Liberty High School is located in unincorporated Osceola County, Florida, near Kissimmee. It is in the School District of Osceola County, Florida.

==Special programs==
===Advancement Via Individual Determination===
Liberty High School participates in the Advancement Via Individual Determination (AVID) program. This program helps prepare students in the academic middle for post-secondary education.

===Cambridge Program===
Liberty High School has discontinued the Cambridge International Examination Program.
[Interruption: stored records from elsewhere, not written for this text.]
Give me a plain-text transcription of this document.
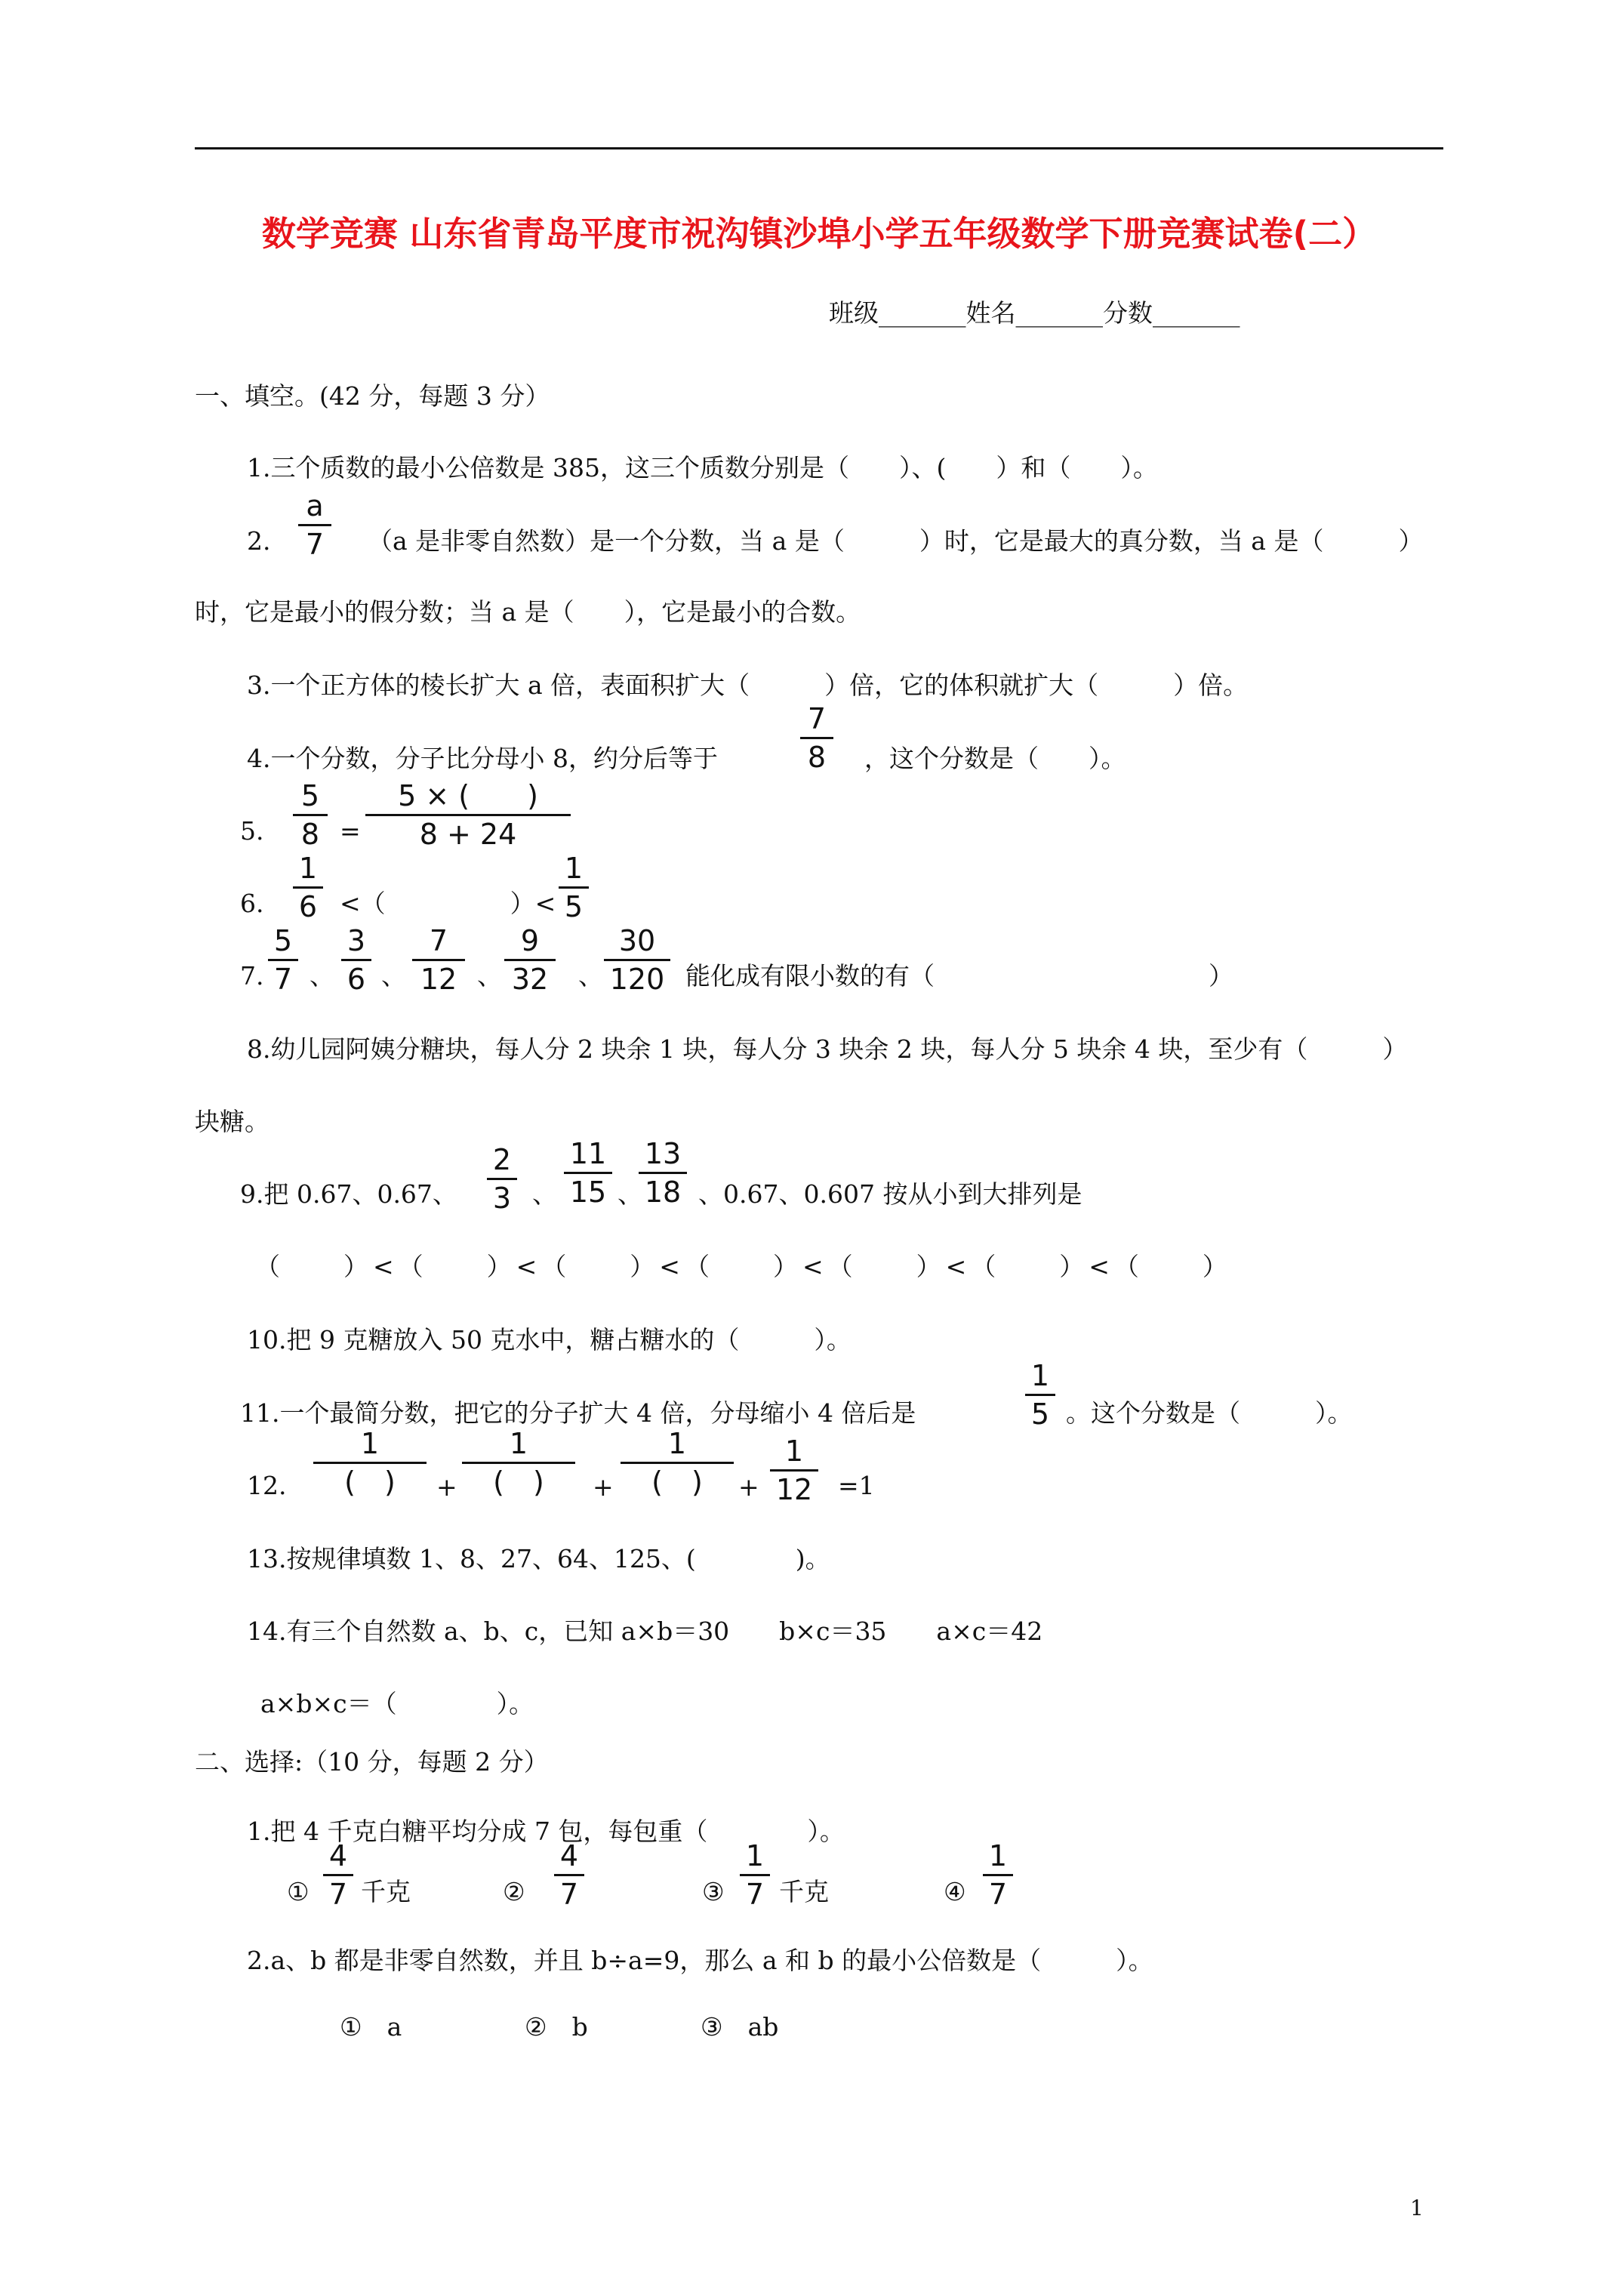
数学竞赛 山东省青岛平度市祝沟镇沙埠小学五年级数学下册竞赛试卷(二）
班级_______姓名_______分数_______
一、填空。(42 分，每题 3 分）
1.三个质数的最小公倍数是 385，这三个质数分别是（　　）、(　　）和（　　）。
2.
a
7	（a 是非零自然数）是一个分数，当 a 是（　　　）时，它是最大的真分数，当 a 是（　　　）
时，它是最小的假分数；当 a 是（　　），它是最小的合数。
3.一个正方体的棱长扩大 a 倍，表面积扩大（　　　）倍，它的体积就扩大（　　　）倍。
4.一个分数，分子比分母小 8，约分后等于
7
8	，这个分数是（　　）。
5.
5
8 =
5 × (　　)
8 + 24
6.
1
6 <（　　　　　）<
1
5
7.
5
7 、
3
6 、
7
12 、
9
32 、
30
120 能化成有限小数的有（　　　　　　　　　　　）
8.幼儿园阿姨分糖块，每人分 2 块余 1 块，每人分 3 块余 2 块，每人分 5 块余 4 块，至少有（　　　）
块糖。
9.把 0.67、0.67、
2
3 、
11
15 、
13
18 、0.67、0.607 按从小到大排列是
（　　）<（　　）<（　　）<（　　）<（　　）<（　　）<（　　）
10.把 9 克糖放入 50 克水中，糖占糖水的（　　　）。
11.一个最简分数，把它的分子扩大 4 倍，分母缩小 4 倍后是
1
5 。这个分数是（　　　）。
12.
1
(　)	+
1
(　)	+
1
(　)	+
1
12 =1
13.按规律填数 1、8、27、64、125、(　　　　)。
14.有三个自然数 a、b、c，已知 a×b＝30　　b×c＝35　　a×c＝42
a×b×c＝（　　　　）。
二、选择:（10 分，每题 2 分）
1.把 4 千克白糖平均分成 7 包，每包重（　　　　）。
①
4
7 千克	②
4
7	③
1
7 千克	④
1
7
2.a、b 都是非零自然数，并且 b÷a=9，那么 a 和 b 的最小公倍数是（　　　）。
①　a	②　b	③　ab
1
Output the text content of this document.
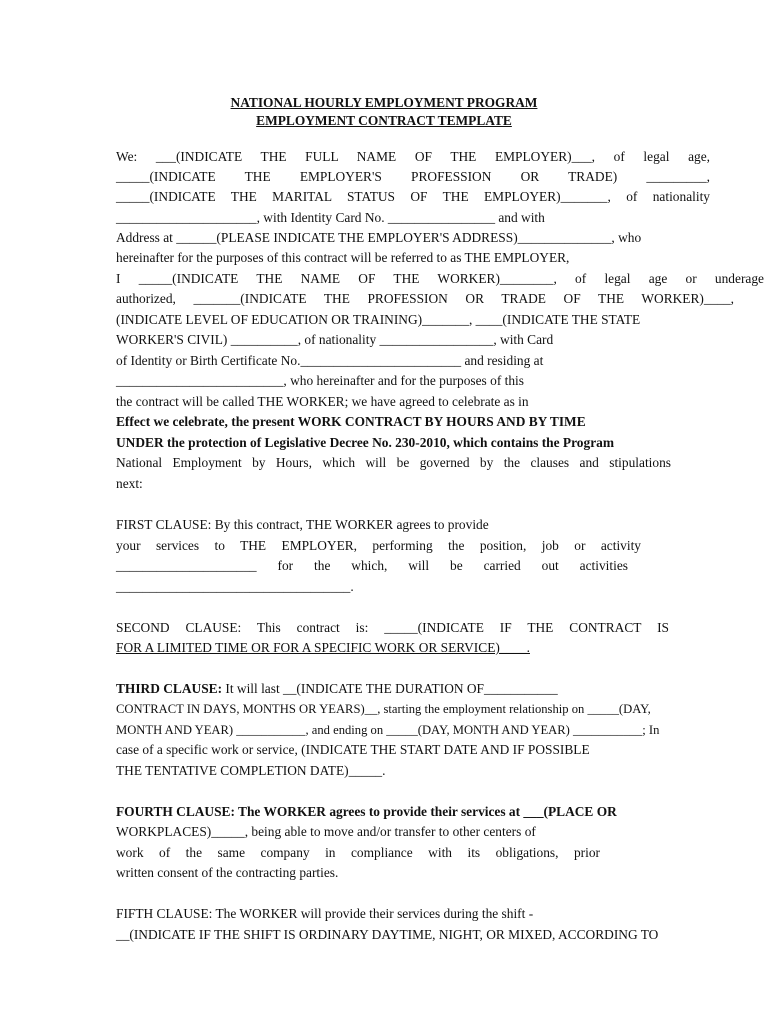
NATIONAL HOURLY EMPLOYMENT PROGRAM
EMPLOYMENT CONTRACT TEMPLATE
We: ___(INDICATE THE FULL NAME OF THE EMPLOYER)___, of legal age,
_____(INDICATE THE EMPLOYER'S PROFESSION OR TRADE) _________,
_____(INDICATE THE MARITAL STATUS OF THE EMPLOYER)_______, of nationality
_____________________, with Identity Card No. ________________ and with
Address at ______(PLEASE INDICATE THE EMPLOYER'S ADDRESS)______________, who
hereinafter for the purposes of this contract will be referred to as THE EMPLOYER,
I _____(INDICATE THE NAME OF THE WORKER)________, of legal age or underage
authorized, _______(INDICATE THE PROFESSION OR TRADE OF THE WORKER)____,
(INDICATE LEVEL OF EDUCATION OR TRAINING)_______, ____(INDICATE THE STATE
WORKER'S CIVIL) __________, of nationality _________________, with Card
of Identity or Birth Certificate No.________________________ and residing at
_________________________, who hereinafter and for the purposes of this
the contract will be called THE WORKER; we have agreed to celebrate as in
Effect we celebrate, the present WORK CONTRACT BY HOURS AND BY TIME
UNDER the protection of Legislative Decree No. 230-2010, which contains the Program
National Employment by Hours, which will be governed by the clauses and stipulations
next:
FIRST CLAUSE: By this contract, THE WORKER agrees to provide
your services to THE EMPLOYER, performing the position, job or activity
_____________________ for the which, will be carried out activities
___________________________________.
SECOND CLAUSE: This contract is: _____(INDICATE IF THE CONTRACT IS
FOR A LIMITED TIME OR FOR A SPECIFIC WORK OR SERVICE)____.
THIRD CLAUSE: It will last __(INDICATE THE DURATION OF___________
CONTRACT IN DAYS, MONTHS OR YEARS)__, starting the employment relationship on _____(DAY,
MONTH AND YEAR) ___________, and ending on _____(DAY, MONTH AND YEAR) ___________; In
case of a specific work or service, (INDICATE THE START DATE AND IF POSSIBLE
THE TENTATIVE COMPLETION DATE)_____.
FOURTH CLAUSE: The WORKER agrees to provide their services at ___(PLACE OR
WORKPLACES)_____, being able to move and/or transfer to other centers of
work of the same company in compliance with its obligations, prior
written consent of the contracting parties.
FIFTH CLAUSE: The WORKER will provide their services during the shift -
__(INDICATE IF THE SHIFT IS ORDINARY DAYTIME, NIGHT, OR MIXED, ACCORDING TO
There was only one cohort of students who finished all 4 years.

==Extracurricular activities==
Liberty has a comprehensive list of clubs and other extra curricular activities in which students may be engaged, including athletics, Ambassadors, band, drama (which has most of the awards rating superior in many of their shows including one MAINSTAGE "clean house"), digital design, Environmental Club, FFA, Army JROTC, Keyettes, National Honor Society, National Technical Honor Society, Web Design, and Skills USA. LHS also offers many varsity sports: football, golf, cross country, swim & dive, volleyball, wrestling, competitive cheer, basketball, soccer, tennis, baseball, softball and weight lifting.